In a land too vast for conformity, eccentricity becomes a way of survival—and an art form of its own.
New Mexico Eccentrics is a portrait gallery of visionaries, craftsmen, musicians, mystics, and dreamers who followed their own orbits beneath the desert sun. Journalist and author Brian D’Ambrosio gathers years of encounters with artists, builders, and seekers who live—and create—on their own terms. Some are names from history: George McJunkin, the cowboy archeologist; Ernest Thompson Seton, the storyteller who helped found the Boy Scouts; Carl Magee, the crusading editor who exposed corruption and invented the parking meter. Others are contemporary makers whose hands and hearts still define the state’s creative pulse—Ed Sandoval, Cliff Fragua, Estella Loretto, Ken Wolverton, Doug Coffin, and dozens more whose work blurs the line between art and devotion.

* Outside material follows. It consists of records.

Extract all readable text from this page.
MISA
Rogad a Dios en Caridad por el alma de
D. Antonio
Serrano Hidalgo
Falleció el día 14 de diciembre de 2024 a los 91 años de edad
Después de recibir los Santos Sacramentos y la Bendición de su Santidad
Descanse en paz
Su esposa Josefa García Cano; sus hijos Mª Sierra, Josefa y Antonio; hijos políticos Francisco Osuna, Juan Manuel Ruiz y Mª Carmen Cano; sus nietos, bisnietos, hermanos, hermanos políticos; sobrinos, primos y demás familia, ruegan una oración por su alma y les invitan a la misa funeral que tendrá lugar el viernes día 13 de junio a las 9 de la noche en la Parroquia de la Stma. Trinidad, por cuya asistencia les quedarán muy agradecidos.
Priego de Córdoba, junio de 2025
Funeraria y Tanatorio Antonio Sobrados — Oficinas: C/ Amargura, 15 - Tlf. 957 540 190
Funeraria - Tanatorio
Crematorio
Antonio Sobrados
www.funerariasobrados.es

Through D’Ambrosio’s eyes, these eccentrics are not curiosities but exemplars of purpose—individuals who turn solitude into invention and craft into witness. Their studios, roadside shrines, and improbable lives form a map of the state’s restless imagination.
To call someone eccentric is to admit that they move by a different light. In this book, that light becomes a symbol of integrity and imagination. New Mexico Eccentrics is both a love letter to a landscape and to the individuals who make meaning within it—a reminder that every act of creation, however small, pushes the horizon a little farther.